Manufacturing & Parts News South Africa

Can platinum make a comeback in vehicles?

There are hopes that platinum could once again be used to make autocatalytic converters for petrol-powered engines, creating fresh demand for the metal amid a deepening supply deficit.
Photo: Holmatro
Photo: Holmatro

The latest report from the World Platinum Investment Council said anecdotal feedback from the automotive industry was that makers of the antipollution devices were considering limited substitution of palladium with platinum.

The council was set up in 2014 by six of SA's platinum miners to boost metal demand.

One scenario mapped out by the council was for demand of 500,000oz of platinum if 20% of North American and 5% of European palladium use was switched to platinum, said council CE Paul Wilson. This could be about three years in the future, but autocatalyst makers hedged their metal supply three years into the future, he said.

The market deficit of supply against demand will enter a sixth consecutive year in 2018, deepening from a near balance of just 15,000oz short in 2017 to a deep 275,000oz.

A big contributor to the decline is the steady drop in production from SA, the world's single largest source of refined platinum, to an estimated 4.15-million ounces in 2018, down from 4.465-million ounces in 2015 and a peak of 5.3-million ounces in 2006.

Northam CE Paul Dunne has said for a number of years that SA's production will drop below 4-million ounces because of continued underinvestment in new mines and the closure of old, high-cost operations.

The falls of 1.2-million ounces since 2006 is the equivalent of a large platinum mining firm in SA going out of business.

If autocatalytic demand for platinum did tick up, deepening the deficit and pushing up prices, something that has yet to be experienced despite year after year of deficits, the market would probably cannibalise the jewellery sector, which would have slowing demand because of increased prices, said Trevor Raymond, director of research.

The deficits have eroded the opaque above-ground stocks held in vaults rather than by industrial users.

These stocks were estimated to be 4.14-million ounces at the end of 2012, but were reduced as SA entered a five-month platinum mine strike in 2014, pushing the market into a chunky deficit of 745,000oz.

By 2018, these stocks would have fallen to 1.6-million ounces, leaving less metal to flow into the market and distort prices in the case of growing demand.
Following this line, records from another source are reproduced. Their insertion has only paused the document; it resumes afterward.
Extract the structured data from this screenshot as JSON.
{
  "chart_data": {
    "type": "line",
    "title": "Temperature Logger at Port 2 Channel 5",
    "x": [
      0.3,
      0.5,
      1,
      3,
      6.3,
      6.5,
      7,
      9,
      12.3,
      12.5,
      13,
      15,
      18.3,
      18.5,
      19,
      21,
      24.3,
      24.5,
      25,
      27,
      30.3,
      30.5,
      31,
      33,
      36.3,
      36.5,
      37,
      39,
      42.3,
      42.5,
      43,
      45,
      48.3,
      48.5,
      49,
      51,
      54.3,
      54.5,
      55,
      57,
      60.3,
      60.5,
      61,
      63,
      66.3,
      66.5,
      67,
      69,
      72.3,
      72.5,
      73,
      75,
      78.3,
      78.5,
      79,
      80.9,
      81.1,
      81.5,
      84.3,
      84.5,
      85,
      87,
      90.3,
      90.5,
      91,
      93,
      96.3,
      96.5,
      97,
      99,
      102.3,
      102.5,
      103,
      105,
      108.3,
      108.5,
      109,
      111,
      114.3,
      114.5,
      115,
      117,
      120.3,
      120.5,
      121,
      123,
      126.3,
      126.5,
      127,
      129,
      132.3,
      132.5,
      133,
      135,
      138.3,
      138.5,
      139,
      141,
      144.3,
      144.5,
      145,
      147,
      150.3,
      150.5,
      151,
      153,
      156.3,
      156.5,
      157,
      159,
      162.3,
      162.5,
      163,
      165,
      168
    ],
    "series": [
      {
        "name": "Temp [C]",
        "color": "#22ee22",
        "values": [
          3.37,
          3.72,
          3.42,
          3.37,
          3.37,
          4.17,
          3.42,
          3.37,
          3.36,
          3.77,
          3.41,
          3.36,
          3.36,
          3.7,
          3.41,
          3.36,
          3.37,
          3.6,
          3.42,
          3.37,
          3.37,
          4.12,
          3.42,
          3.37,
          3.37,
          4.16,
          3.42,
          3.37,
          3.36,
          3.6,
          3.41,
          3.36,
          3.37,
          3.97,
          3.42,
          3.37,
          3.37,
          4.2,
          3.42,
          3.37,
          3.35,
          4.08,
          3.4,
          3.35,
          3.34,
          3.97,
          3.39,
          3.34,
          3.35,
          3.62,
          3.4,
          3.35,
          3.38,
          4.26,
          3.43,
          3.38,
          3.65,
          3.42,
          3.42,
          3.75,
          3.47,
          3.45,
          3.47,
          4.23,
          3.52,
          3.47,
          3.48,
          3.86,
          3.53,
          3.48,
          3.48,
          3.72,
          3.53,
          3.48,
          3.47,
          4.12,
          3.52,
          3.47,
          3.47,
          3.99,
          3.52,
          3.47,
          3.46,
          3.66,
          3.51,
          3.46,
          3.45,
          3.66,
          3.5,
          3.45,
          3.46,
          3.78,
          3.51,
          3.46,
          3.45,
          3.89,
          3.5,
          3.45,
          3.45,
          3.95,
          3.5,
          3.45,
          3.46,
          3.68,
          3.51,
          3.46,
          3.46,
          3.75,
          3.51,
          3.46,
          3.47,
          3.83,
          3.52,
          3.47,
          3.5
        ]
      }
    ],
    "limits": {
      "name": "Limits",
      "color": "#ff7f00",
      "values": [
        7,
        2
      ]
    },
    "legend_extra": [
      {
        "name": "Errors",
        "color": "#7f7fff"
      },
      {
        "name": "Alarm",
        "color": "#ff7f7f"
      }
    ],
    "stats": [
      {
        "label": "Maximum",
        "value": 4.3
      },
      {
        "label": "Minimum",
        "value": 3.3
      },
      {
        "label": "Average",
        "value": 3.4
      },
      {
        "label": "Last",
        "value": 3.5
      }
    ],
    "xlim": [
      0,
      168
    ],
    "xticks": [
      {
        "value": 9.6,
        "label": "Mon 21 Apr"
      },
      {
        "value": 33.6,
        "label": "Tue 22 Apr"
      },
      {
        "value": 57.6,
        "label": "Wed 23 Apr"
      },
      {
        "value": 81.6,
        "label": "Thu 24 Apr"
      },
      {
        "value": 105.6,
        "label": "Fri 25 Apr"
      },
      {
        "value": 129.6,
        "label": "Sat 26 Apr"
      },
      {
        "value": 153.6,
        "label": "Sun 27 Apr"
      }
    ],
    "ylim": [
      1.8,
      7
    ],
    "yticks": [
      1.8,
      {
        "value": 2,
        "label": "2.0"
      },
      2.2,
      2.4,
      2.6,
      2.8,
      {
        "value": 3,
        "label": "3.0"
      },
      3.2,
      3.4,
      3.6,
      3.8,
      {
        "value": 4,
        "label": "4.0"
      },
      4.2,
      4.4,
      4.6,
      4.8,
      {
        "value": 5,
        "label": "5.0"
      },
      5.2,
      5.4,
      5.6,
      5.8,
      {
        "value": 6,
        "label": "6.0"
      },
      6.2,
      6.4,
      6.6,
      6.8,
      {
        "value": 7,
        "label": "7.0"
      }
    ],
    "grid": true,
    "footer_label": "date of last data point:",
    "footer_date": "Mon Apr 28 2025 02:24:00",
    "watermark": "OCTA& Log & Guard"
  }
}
Recycled platinum from old autocatalysts, jewellery and industrial products is forecast to be 2% higher at 1.9-million ounces, not far off the 2.3- million ounces that Anglo American Platinum, the world's largest producer, generates.

Raymond noted the recycling of platinum had not grown at the 200,000oz a year level as was forecast a number of years ago.

Instead, the difficulties in extracting the metal from the silicon carbide compound used in autocatalysts was difficult and expensive. However, for a firm like Sibanye-Stillwater, which had a "bullet-proof" smelter in the US, this would not present a problem, as it would for smaller recyclers, he said.

The council, which publishes research done by metals consultancy SFA Oxford, showed platinum demand growing past the 8-million ounce level again in 2018, reaching an estimated 8.03-million ounce, an increase of 2% on the previous year.